Now - ? Now a teaching related job would be awesome. I miss teaching so much. But I no longer know what I would consider success. For instance if I found a career out here as a park naturalist and got to design educational hikes and public education programs I would be using my degree and I would have a good job but would I consider myself successful? I don't know.

So that rambling helped clear the mind abit but i still don't know why God brought me out here and i still don't know what I would consider successful. But as I figure stuff out I will keep everyone posted. Oh and I promise that before Sunday night there will be squirrel fishing photos on this blog.

Chris out.

8 comments:

Queen of West Procrastination said...

"Chris out"? Are you Derek?

Okay, so I've been talking about this subject quite a bit with you (um, who else do we talk to?), but I think you make a lot of interesting points here. I think it's really good for us to reflect on and evaluate the assumptions that we make about our lives and our goals.

P.S. I think you are a fantastic teacher, and thank you for leaving a good teaching position to come out to an unknown place to work as a telephone surveyor. You have no idea how thankful I am. And thank you for putting food on our table, while I chase a PhD.

Chris said...

God okayed the move, remember. That means he wants me out here for a reason and that there is a reason for me leaving my teaching position.

Anonymous said...

Chris, I know it isn't fun to not know what you're supposed to be doing; my job is a good one, but I'm not sure what I'm doing is right for me, at least not for the rest of my life.

I envy you for the direction you did have through your life; other than the kindergarten goal of becoming a Roughrider, every other one listed teaching others about science as part of the goal. This telephone survey thing is just a stepping stone, but I'm sure that sooner or later you're going to end up in a position where you can teach others about science (and life). I know I've learned a lot from you in the time we've known one another.

For example: [reading Chris' old blog] Hmmm...note to self: when your chemical explosion doesn't go off like it's supposed to, do not go put your hand on it. :P

What is success? I would think that success, to me, would be when I find myself doing something I love, and allows me to provide for myself and those I love. This is a much less introspective take on it, likely because I've spent a lot less time thinking about the subject, but that'd be my off-the-cuff answer.

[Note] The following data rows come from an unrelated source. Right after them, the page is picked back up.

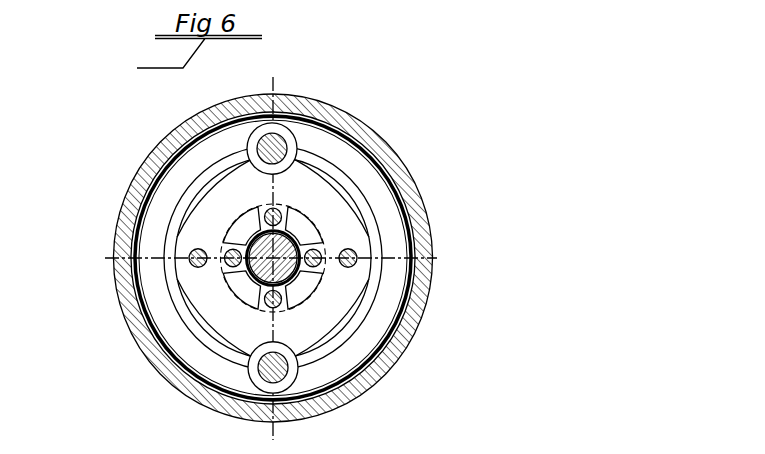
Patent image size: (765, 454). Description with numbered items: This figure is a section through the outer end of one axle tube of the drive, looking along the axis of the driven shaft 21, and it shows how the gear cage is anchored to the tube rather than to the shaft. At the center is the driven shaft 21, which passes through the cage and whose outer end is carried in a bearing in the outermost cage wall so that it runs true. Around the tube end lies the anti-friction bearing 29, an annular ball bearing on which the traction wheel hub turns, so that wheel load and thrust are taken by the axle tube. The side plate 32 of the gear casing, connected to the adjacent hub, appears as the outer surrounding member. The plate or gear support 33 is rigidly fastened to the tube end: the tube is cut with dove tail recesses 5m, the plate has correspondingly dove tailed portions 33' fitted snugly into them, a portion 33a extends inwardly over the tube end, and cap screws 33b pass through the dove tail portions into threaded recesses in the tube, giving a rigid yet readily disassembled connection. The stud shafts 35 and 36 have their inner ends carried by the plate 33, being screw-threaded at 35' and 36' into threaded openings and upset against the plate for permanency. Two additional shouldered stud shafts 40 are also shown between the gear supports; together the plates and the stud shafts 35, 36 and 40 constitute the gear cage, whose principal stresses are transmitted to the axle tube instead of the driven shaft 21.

The driven shaft 21 is at (262, 270).
The anti-friction bearing 29 is at (353, 203).
The side plate 32 is at (163, 148).
The plate or gear support 33 is at (368, 326).
The dove tailed portion of plate 33' is at (201, 223).
The inwardly extending portion of plate 33a is at (252, 240).
The cap screws 33b is at (232, 246).
The stud shaft 35 is at (312, 129).
The screw-threaded inner end of stud shaft 35' is at (294, 110).
The stud shaft 36 is at (310, 392).
The screw-threaded inner end of stud shaft 36' is at (293, 403).
The stud shafts 40 is at (190, 259).
The dove tail recesses 5m is at (282, 203).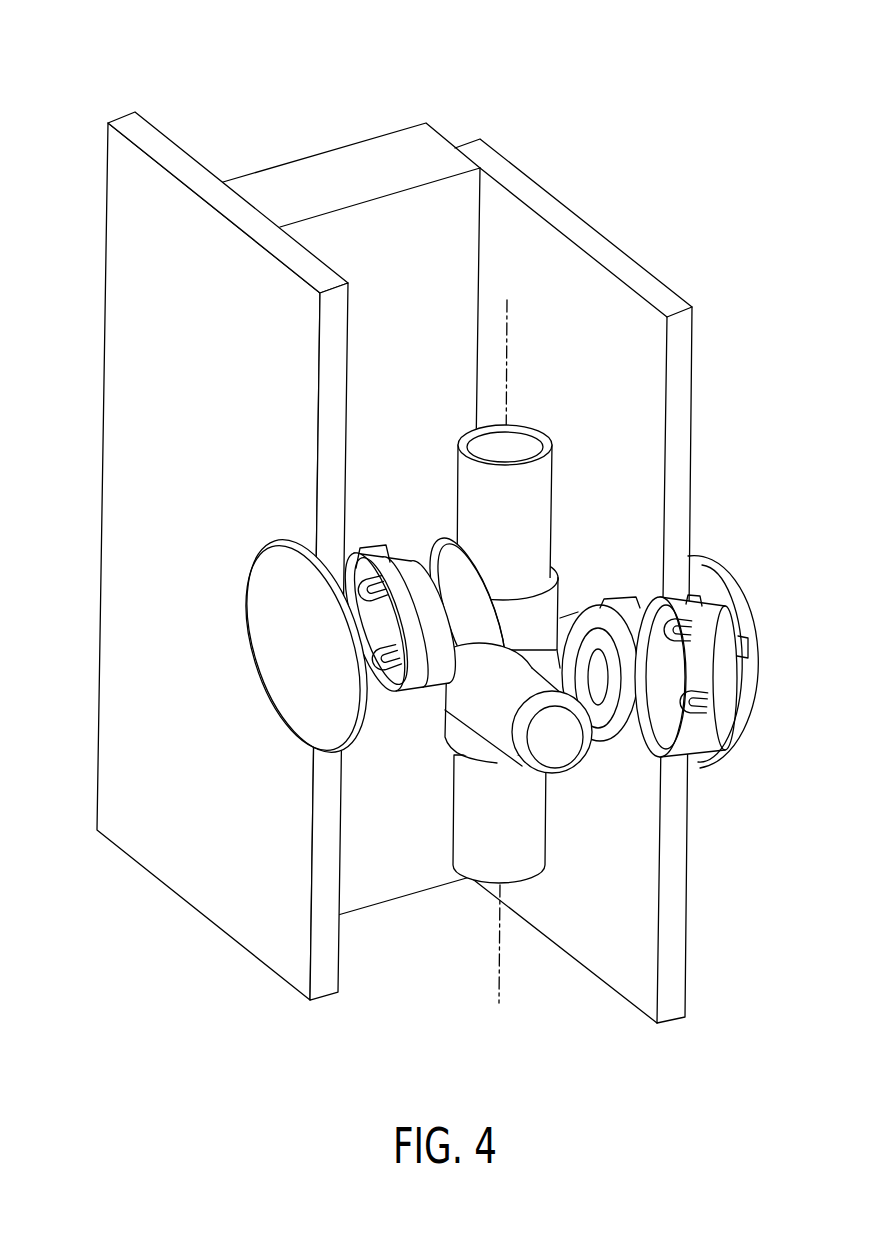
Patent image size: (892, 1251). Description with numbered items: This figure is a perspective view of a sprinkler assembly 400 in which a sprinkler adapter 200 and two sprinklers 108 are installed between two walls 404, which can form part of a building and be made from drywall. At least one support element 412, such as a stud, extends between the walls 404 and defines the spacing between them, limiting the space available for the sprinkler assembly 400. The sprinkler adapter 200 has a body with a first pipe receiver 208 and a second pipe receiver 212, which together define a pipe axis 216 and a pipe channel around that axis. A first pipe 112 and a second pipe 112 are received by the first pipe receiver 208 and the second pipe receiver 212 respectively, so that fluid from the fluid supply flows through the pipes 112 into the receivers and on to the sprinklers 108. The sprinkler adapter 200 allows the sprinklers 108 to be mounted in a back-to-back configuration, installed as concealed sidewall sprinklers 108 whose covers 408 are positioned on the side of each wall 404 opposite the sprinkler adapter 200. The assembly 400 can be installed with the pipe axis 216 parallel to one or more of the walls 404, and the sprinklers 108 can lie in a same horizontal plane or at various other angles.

The sprinkler assembly 400 is at (135, 82).
The wall 404 is at (210, 331).
The support element 412 is at (397, 155).
The pipe axis 216 is at (510, 372).
The pipe 112 is at (525, 528).
The second pipe receiver 212 is at (523, 608).
The sprinkler adapter 200 is at (566, 615).
The first pipe receiver 208 is at (482, 740).
The sprinkler 108 is at (377, 647).
The cover 408 is at (297, 608).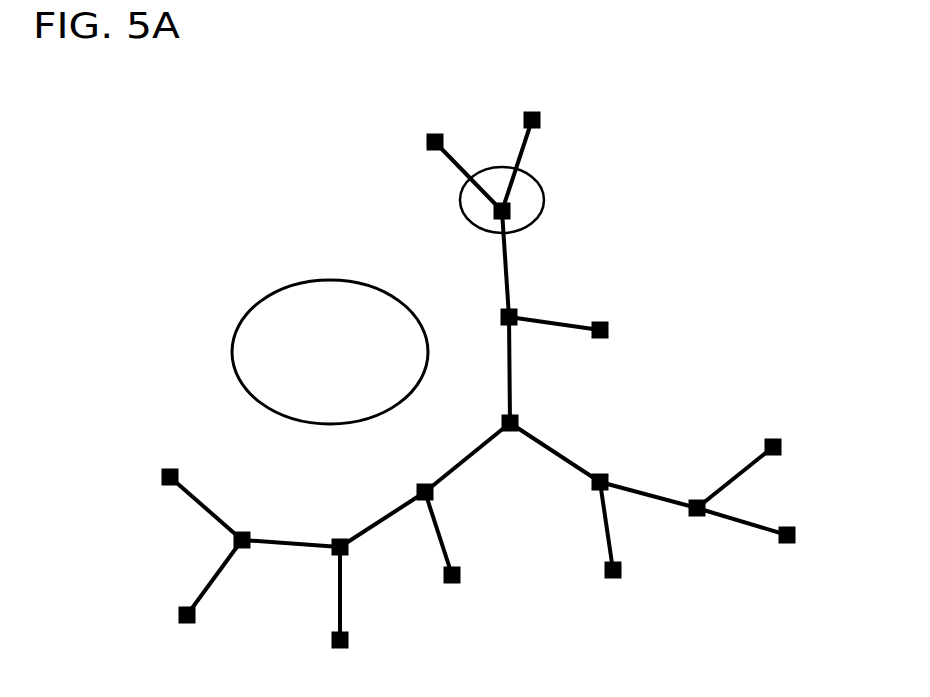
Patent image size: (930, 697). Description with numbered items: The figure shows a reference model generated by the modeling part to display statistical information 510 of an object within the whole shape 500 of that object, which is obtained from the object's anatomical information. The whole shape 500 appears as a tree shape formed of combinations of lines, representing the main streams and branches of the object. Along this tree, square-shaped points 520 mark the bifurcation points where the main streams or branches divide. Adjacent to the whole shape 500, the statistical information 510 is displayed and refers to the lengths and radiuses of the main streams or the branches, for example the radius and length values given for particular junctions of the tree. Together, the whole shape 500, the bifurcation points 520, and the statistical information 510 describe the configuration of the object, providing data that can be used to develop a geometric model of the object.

The whole shape of the object 500 is at (557, 453).
The statistical information 510 is at (325, 280).
The square-shaped points 520 is at (500, 167).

Okay, that's enough rambling on my part. Whose blog is this anyway?
:P

Good luck!

Chris said...

Matt is wise. Like Yoda

Life of Turner said...

Think of it this way, Chris: you could be unmarried and still in school. At least you're getting some...money to put food on the table.

Derek out.

P.S. "Chris out" just doesn't fly. I'm telling you as a friend.

P.P.S. Maryanne, we all know the only person who wants to be me is Karl. Even though he will never admit it.

Chris said...

Yeah Chris out was a one time thing. I'll work on something else for the future.

Anonymous said...

You are very wise Chris. I am sort of in the same situation as you (a teacher without a placement) but I feel like I'm floundering. It is furstrating to know what you want but not knowing what more you can do to get there.

Anonymous said...

Hey Reed,
I don't know if you'll reed this(get it "Reed"), but don't get down, you are already successful. You were one of the best teachers I ever had. You made Chem class fun and interesting, you know what conversations I'm talking about. The only thing that wasn't totally fun was that little ball throwing incident, but hey it was all in the name of education. Kidding aside, I did learn quite a bit and that's because of you. I think that we are already successful in the here and now, by the little things we do that we think nobody notices,and we are lookin for ways to be more successful because we aren't sure if we really are successful.(Pretty Deep, EH?)
I'm sure all will work out for you and hey I never did congratulate you...Congratulations!

P.S. I should get your e-mail address cuz there's somthing I wanna send you I think you'll find funny.